Of the two, Mitt Romney has been more recalcitrant in his ideas, although whether that is simply a result of having to survive through a tough primary battle remains to be seen. He has repeatedly called for the restoration of the cuts to defense spending under the so called “sequester” provision of the debt ceiling deal reached last year. More famously, he joined with other Republicans in rejecting the hypothetical “ten-to-one” deal proposed in one of the primary debates, in which each dollar of tax increases would be matched with $10 of spending cuts. By selecting Wisconsin Representative Paul Ryan as his running mate and adopting certain elements of his budget proposal into his own plan (now called the Romney-Ryan Plan), Romney has further committed to $5 trillion of tax cuts with a 20% rate cut across the board. How he would pay for this remains nebulous, although he has recently floated the idea of capping total tax deductions at a certain level. The fact of the matter remains that any tax savings he finds will be used to pay for the tax cuts, and thus not for deficit reduction. Under the Ryan Plan, in fact, the budget is not projected to be balanced until 2040, and even then, only with massive cuts to government spending and drastic changes to Medicare and other entitlements.
Obama, meanwhile, has been similarly unrealistic in his proposals (although once again, it remains to be seen how much is a result of election-year posturing). The biggest driver of budget deficits is entitlement spending, an area that Obama largely shields while marginally cutting around the edges. Ironically, the reductions in Medicare spending that he has proposed – $718 billion under the Affordable Care Act – have been used as political fodder by Romney. Moreover, Obama has promised to preserve Bush-era tax cuts for everyone but those making over $250,000 a year, a move that is a good first step but brings in a mere $1 trillion in revenue over 10 years. For comparison, the deficit in fiscal year 2011 was $1.3 trillion. Nevertheless, Obama has made an effort to work across the aisle on a plan for deficit reduction. Last summer, at the peak of the debt ceiling crisis, Obama and Republican Speaker of the House John Boehner were close to a $4 trillion “grand bargain” of spending cuts and revenue increases before negotiations ultimately fell apart.
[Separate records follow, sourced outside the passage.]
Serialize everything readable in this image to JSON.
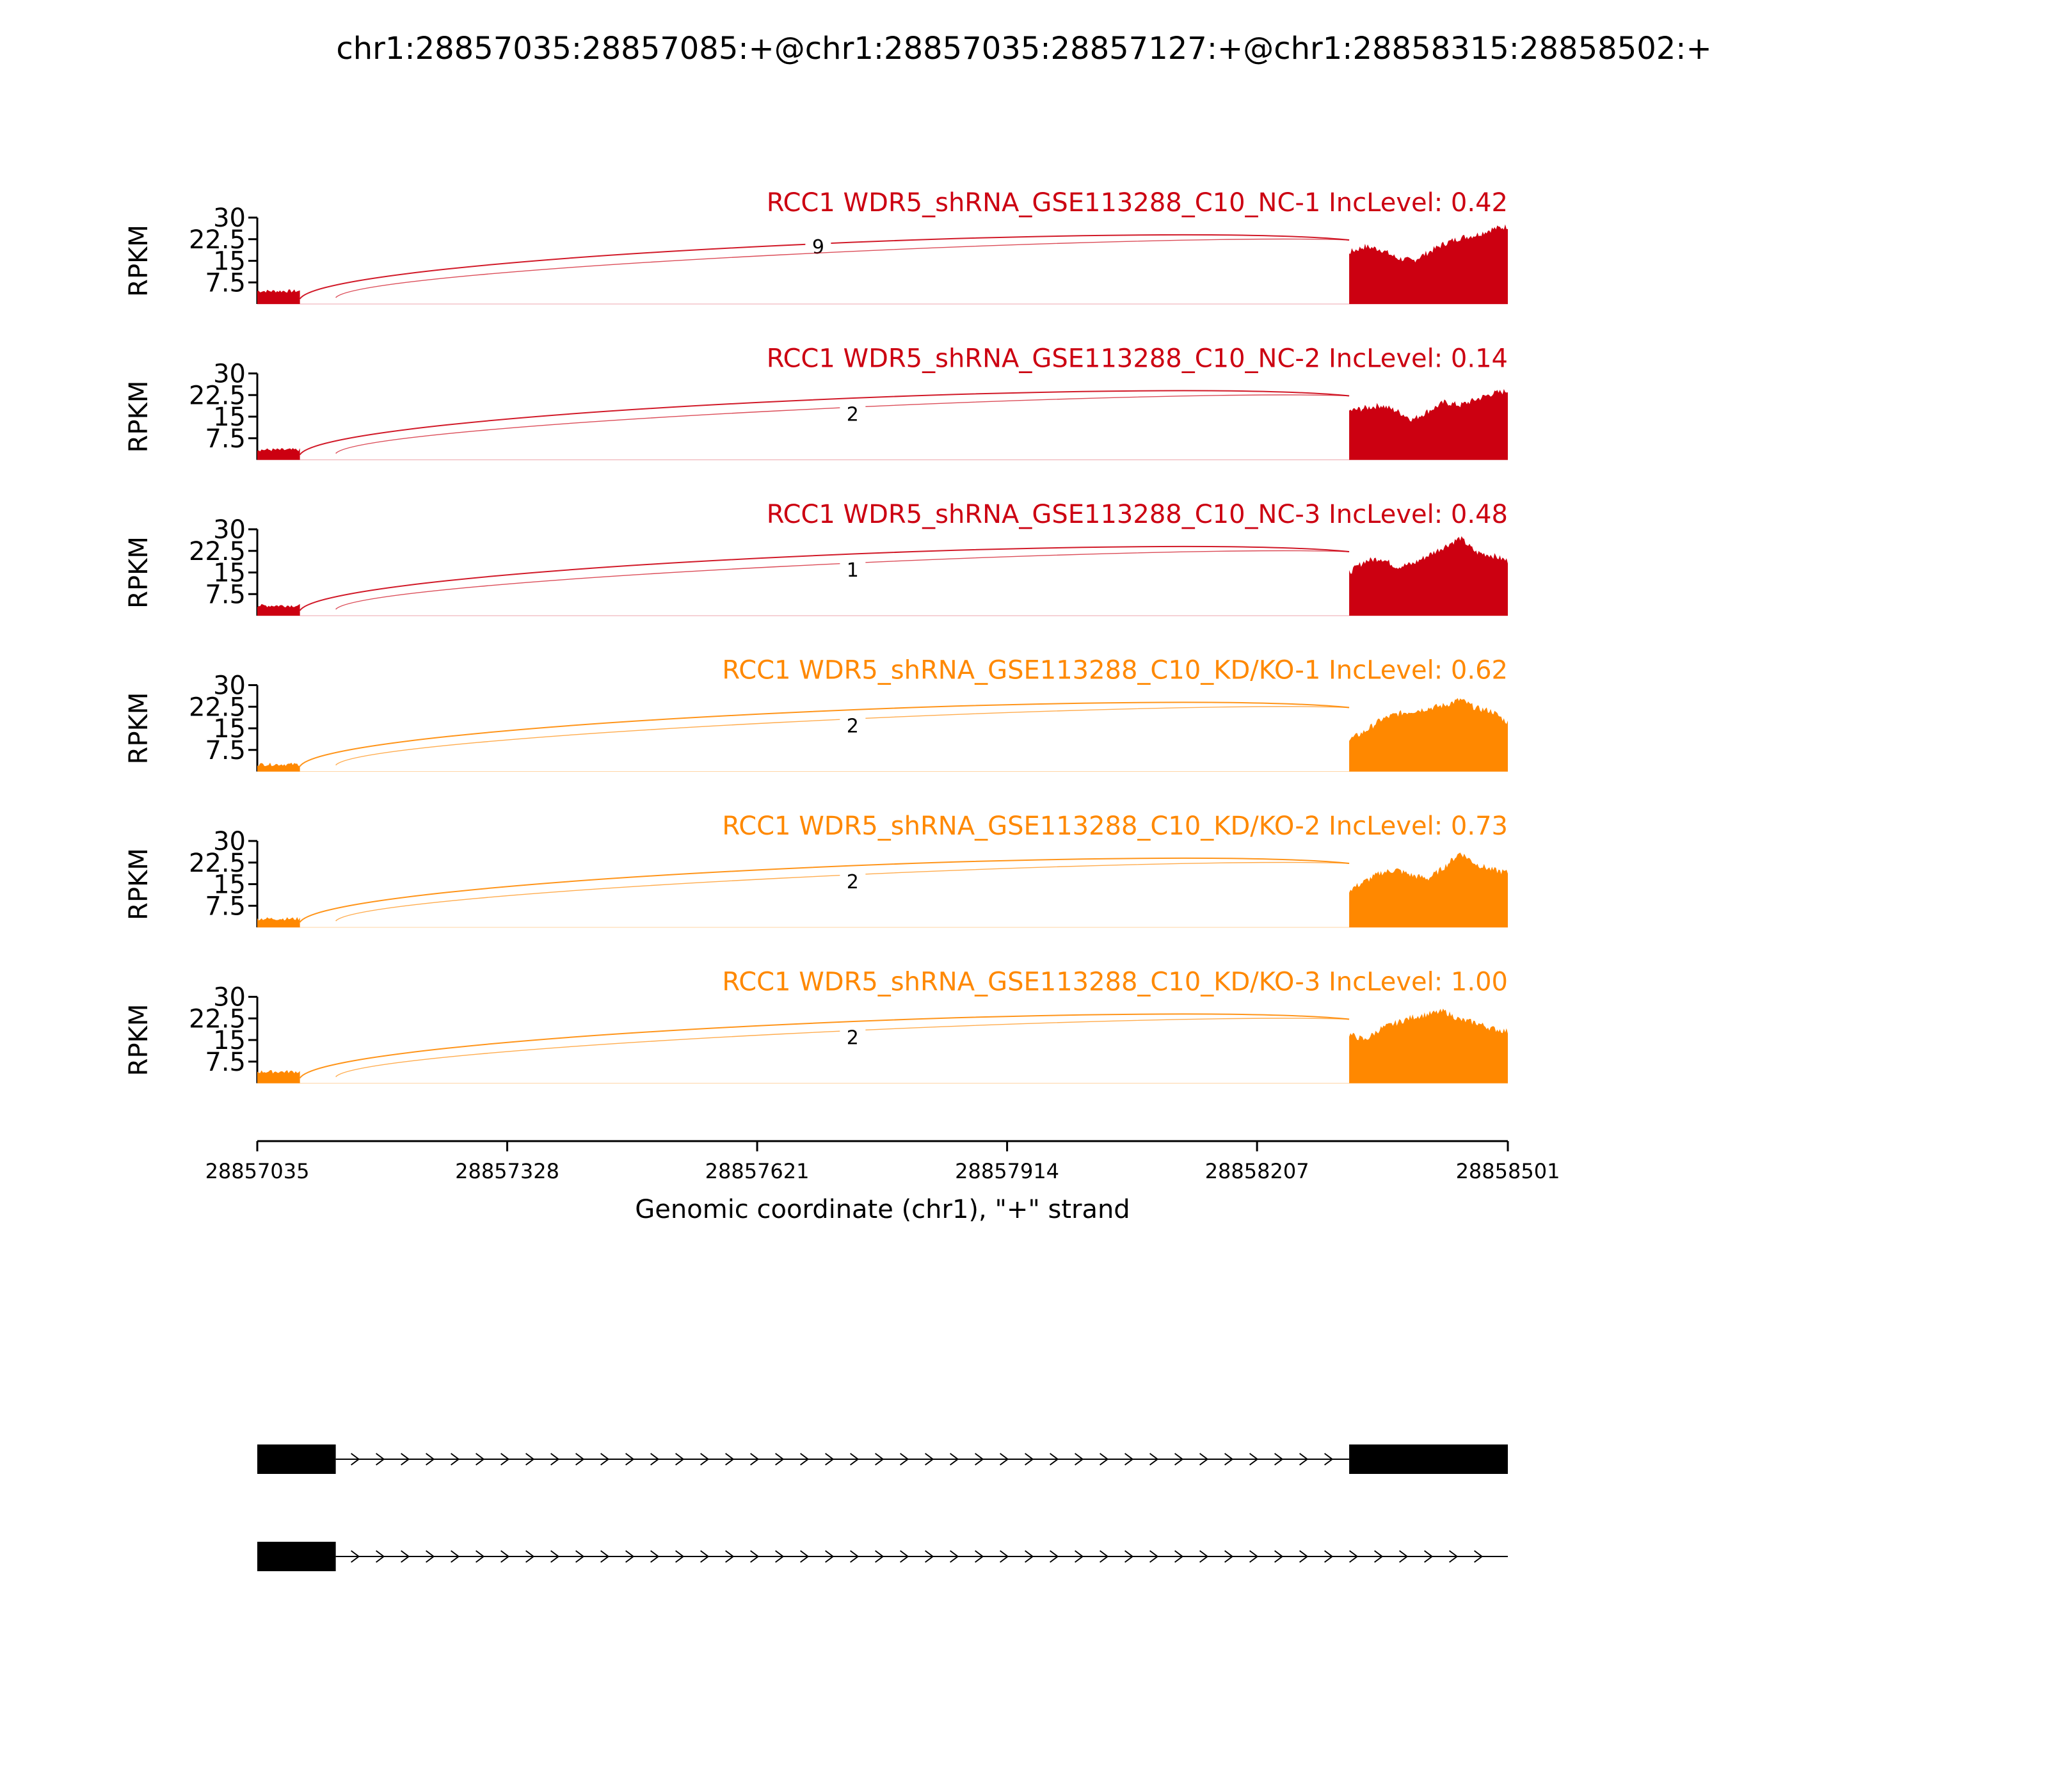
{
  "figure": {
    "title": "chr1:28857035:28857085:+@chr1:28857035:28857127:+@chr1:28858315:28858502:+"
  },
  "chart_data": {
    "type": "area",
    "title": "chr1:28857035:28857085:+@chr1:28857035:28857127:+@chr1:28858315:28858502:+",
    "xlabel": "Genomic coordinate (chr1), \"+\" strand",
    "ylabel": "RPKM",
    "xlim": [
      28857035,
      28858501
    ],
    "x_ticks": [
      28857035,
      28857328,
      28857621,
      28857914,
      28858207,
      28858501
    ],
    "ylim": [
      0,
      30
    ],
    "y_ticks": [
      "7.5",
      "15",
      "22.5",
      "30"
    ],
    "grid": false,
    "tracks": [
      {
        "label": "RCC1 WDR5_shRNA_GSE113288_C10_NC-1 IncLevel: 0.42",
        "color": "#cc0011",
        "coverage": [
          {
            "start": 28857035,
            "end": 28857085,
            "level": 4.5
          },
          {
            "start": 28858315,
            "end": 28858501,
            "levels": [
              18,
              20,
              19,
              16,
              15,
              18,
              21,
              23,
              24,
              26,
              27
            ]
          }
        ],
        "junctions": [
          {
            "start": 28857085,
            "end": 28858315,
            "count": "9"
          },
          {
            "start": 28857127,
            "end": 28858315,
            "count": ""
          }
        ]
      },
      {
        "label": "RCC1 WDR5_shRNA_GSE113288_C10_NC-2 IncLevel: 0.14",
        "color": "#cc0011",
        "coverage": [
          {
            "start": 28857035,
            "end": 28857085,
            "level": 3.5
          },
          {
            "start": 28858315,
            "end": 28858501,
            "levels": [
              17,
              18,
              19,
              17,
              14,
              17,
              20,
              19,
              21,
              23,
              24
            ]
          }
        ],
        "junctions": [
          {
            "start": 28857085,
            "end": 28858315,
            "count": ""
          },
          {
            "start": 28857127,
            "end": 28858315,
            "count": "2"
          }
        ]
      },
      {
        "label": "RCC1 WDR5_shRNA_GSE113288_C10_NC-3 IncLevel: 0.48",
        "color": "#cc0011",
        "coverage": [
          {
            "start": 28857035,
            "end": 28857085,
            "level": 3.5
          },
          {
            "start": 28858315,
            "end": 28858501,
            "levels": [
              15,
              19,
              20,
              17,
              18,
              21,
              24,
              27,
              22,
              21,
              19
            ]
          }
        ],
        "junctions": [
          {
            "start": 28857085,
            "end": 28858315,
            "count": ""
          },
          {
            "start": 28857127,
            "end": 28858315,
            "count": "1"
          }
        ]
      },
      {
        "label": "RCC1 WDR5_shRNA_GSE113288_C10_KD/KO-1 IncLevel: 0.62",
        "color": "#ff8800",
        "coverage": [
          {
            "start": 28857035,
            "end": 28857085,
            "level": 2.5
          },
          {
            "start": 28858315,
            "end": 28858501,
            "levels": [
              11,
              14,
              18,
              20,
              21,
              22,
              23,
              25,
              22,
              21,
              17
            ]
          }
        ],
        "junctions": [
          {
            "start": 28857085,
            "end": 28858315,
            "count": ""
          },
          {
            "start": 28857127,
            "end": 28858315,
            "count": "2"
          }
        ]
      },
      {
        "label": "RCC1 WDR5_shRNA_GSE113288_C10_KD/KO-2 IncLevel: 0.73",
        "color": "#ff8800",
        "coverage": [
          {
            "start": 28857035,
            "end": 28857085,
            "level": 3
          },
          {
            "start": 28858315,
            "end": 28858501,
            "levels": [
              13,
              16,
              19,
              20,
              18,
              17,
              21,
              26,
              22,
              20,
              19
            ]
          }
        ],
        "junctions": [
          {
            "start": 28857085,
            "end": 28858315,
            "count": ""
          },
          {
            "start": 28857127,
            "end": 28858315,
            "count": "2"
          }
        ]
      },
      {
        "label": "RCC1 WDR5_shRNA_GSE113288_C10_KD/KO-3 IncLevel: 1.00",
        "color": "#ff8800",
        "coverage": [
          {
            "start": 28857035,
            "end": 28857085,
            "level": 4
          },
          {
            "start": 28858315,
            "end": 28858501,
            "levels": [
              17,
              15,
              19,
              21,
              23,
              24,
              25,
              22,
              21,
              19,
              18
            ]
          }
        ],
        "junctions": [
          {
            "start": 28857085,
            "end": 28858315,
            "count": ""
          },
          {
            "start": 28857127,
            "end": 28858315,
            "count": "2"
          }
        ]
      }
    ],
    "gene_models": [
      {
        "exons": [
          [
            28857035,
            28857127
          ],
          [
            28858315,
            28858501
          ]
        ],
        "intron": [
          28857127,
          28858315
        ]
      },
      {
        "exons": [
          [
            28857035,
            28857127
          ]
        ],
        "intron": [
          28857127,
          28858501
        ]
      }
    ]
  }
}
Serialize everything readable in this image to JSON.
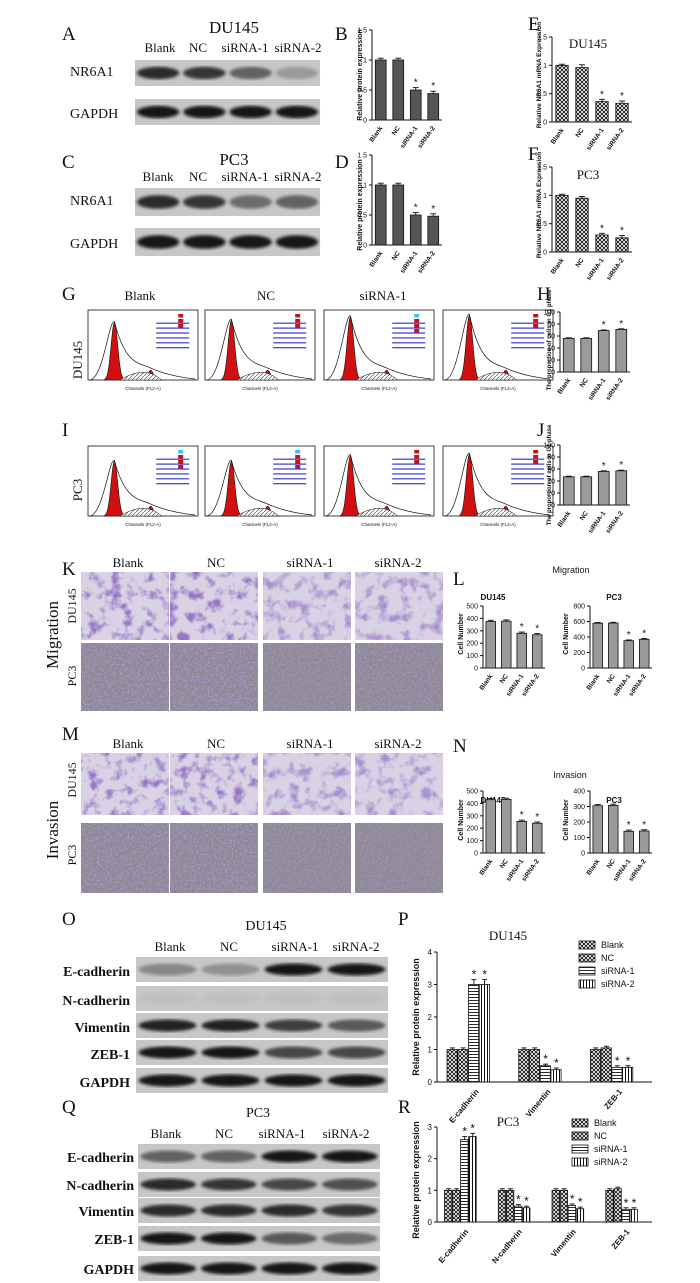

Neither Obama nor Romney seem capable, or willing, to put forth serious proposals that will effectively reduce the deficit. Both are welded to the idea of tax cuts – Romney for all, Obama for all but the top earners. The Bush tax cuts, remember, were supposed to be temporary, and the higher Clinton-era tax rates presided over an era of economic prosperity. Neither Obama nor Romney seem truly willing or capable to enact entitlement reform either, as evidenced by Obama’s lack of meaningful proposals to address entitlements and Romney’s attacks on the few Obama cuts to Medicare. Sure, some of this may be election-year rhetoric, and both candidates may actually have serious policy proposals to reduce the deficit after they reach the Oval Office (or, in Obama’s case, secured his stay), but they haven’t shown it so far. Besides, isn’t that what elections are for?